WWW2024

FreqMAE: Frequency-Aware Masked Autoencoder for Multi-Modal IoT Sensing

Denizhan Kara, Tomoyoshi Kimura, Shengzhong Liu, Jinyang Li, Dongxin Liu, Tianshi Wang, Ruijie Wang, Yizhuo Chen, Yigong Hu, Tarek F. Abdelzaher

27 citations

DOI Publisher

Abstract

This paper presents FreqMAE, a novel self-supervised learning framework that synergizes masked autoencoding (MAE) with physicsinformed insights to capture feature patterns in multi-modal IoT sensor data. FreqMAE enhances latent space representation of sensor data, reducing reliance on data labeling and improving accuracy for AI tasks. Differing from data augmentation-based methods like contrastive learning, FreqMAE's approach eliminates the need for handcrafted transformations.
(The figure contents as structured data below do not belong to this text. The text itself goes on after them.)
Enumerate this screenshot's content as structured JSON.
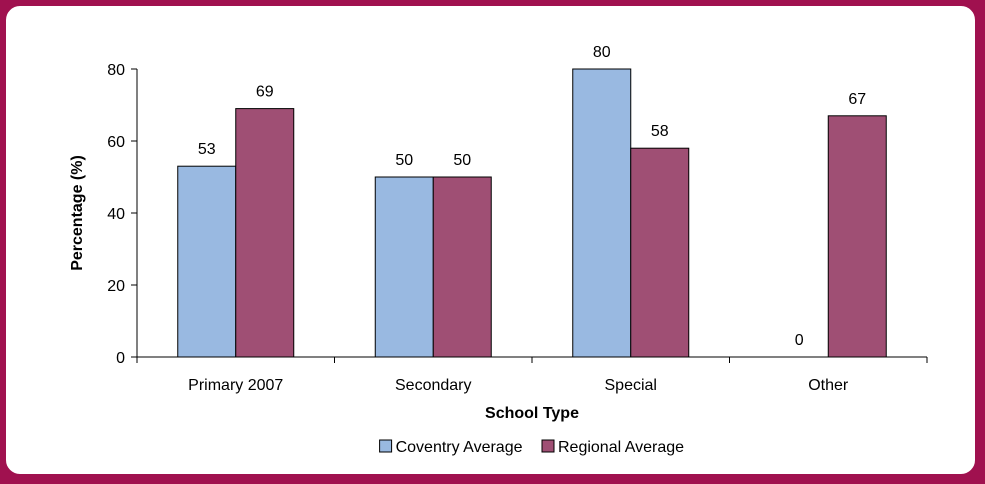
{
  "chart_data": {
    "type": "bar",
    "title": "",
    "xlabel": "School Type",
    "ylabel": "Percentage (%)",
    "categories": [
      "Primary 2007",
      "Secondary",
      "Special",
      "Other"
    ],
    "series": [
      {
        "name": "Coventry Average",
        "values": [
          53,
          50,
          80,
          0
        ],
        "color": "#99b9e1"
      },
      {
        "name": "Regional Average",
        "values": [
          69,
          50,
          58,
          67
        ],
        "color": "#9f4f74"
      }
    ],
    "ylim": [
      0,
      80
    ],
    "yticks": [
      0,
      20,
      40,
      60,
      80
    ],
    "grid": false,
    "legend_position": "bottom"
  }
}
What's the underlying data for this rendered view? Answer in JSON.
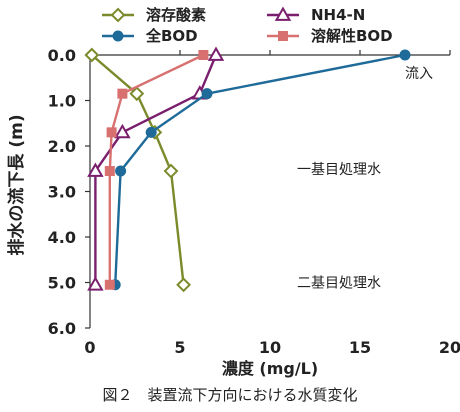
{
  "caption": "図２　装置流下方向における水質変化",
  "chart_data": {
    "type": "line",
    "xlabel": "濃度 (mg/L)",
    "ylabel": "排水の流下長 (m)",
    "xlim": [
      0,
      20
    ],
    "ylim": [
      0,
      6
    ],
    "y_inverted": true,
    "x_ticks": [
      0,
      5,
      10,
      15,
      20
    ],
    "y_ticks": [
      "0.0",
      "1.0",
      "2.0",
      "3.0",
      "4.0",
      "5.0",
      "6.0"
    ],
    "legend_position": "top",
    "grid": false,
    "annotations": [
      {
        "text": "流入",
        "x": 17.5,
        "y": 0.4
      },
      {
        "text": "一基目処理水",
        "x": 11.5,
        "y": 2.5
      },
      {
        "text": "二基目処理水",
        "x": 11.5,
        "y": 5.0
      }
    ],
    "series": [
      {
        "name": "溶存酸素",
        "color": "#7b8a2b",
        "marker": "diamond-open",
        "points": [
          [
            0.1,
            0.0
          ],
          [
            2.6,
            0.85
          ],
          [
            3.6,
            1.7
          ],
          [
            4.5,
            2.55
          ],
          [
            5.2,
            5.05
          ]
        ]
      },
      {
        "name": "NH4-N",
        "color": "#7a1f6e",
        "marker": "triangle-open",
        "points": [
          [
            7.0,
            0.0
          ],
          [
            6.1,
            0.85
          ],
          [
            1.8,
            1.7
          ],
          [
            0.3,
            2.55
          ],
          [
            0.3,
            5.05
          ]
        ]
      },
      {
        "name": "全BOD",
        "color": "#1e6a99",
        "marker": "circle-filled",
        "points": [
          [
            17.5,
            0.0
          ],
          [
            6.5,
            0.85
          ],
          [
            3.4,
            1.7
          ],
          [
            1.7,
            2.55
          ],
          [
            1.4,
            5.05
          ]
        ]
      },
      {
        "name": "溶解性BOD",
        "color": "#d87070",
        "marker": "square-filled",
        "points": [
          [
            6.3,
            0.0
          ],
          [
            1.8,
            0.85
          ],
          [
            1.2,
            1.7
          ],
          [
            1.1,
            2.55
          ],
          [
            1.1,
            5.05
          ]
        ]
      }
    ]
  }
}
Adapting MAE for IoT sensing signals, we present three contributions from frequency domain insights: First, a Temporal-Shifting Transformer (TS-T) encoder that enables temporal interactions while distinguishing different frequency bands; Second, a factorized multi-modal fusion mechanism for leveraging cross-modal correlations and preserving unique modality features; Third, a hierarchically weighted loss function that emphasizes important frequency components and high Signalto-Noise Ratio (SNR) samples. Comprehensive evaluations on two sensing applications validate FreqMAE's proficiency in reducing labeling needs and enhancing resilience against domain shifts. CCS CONCEPTS • Computing methodologies → Artificial intelligence.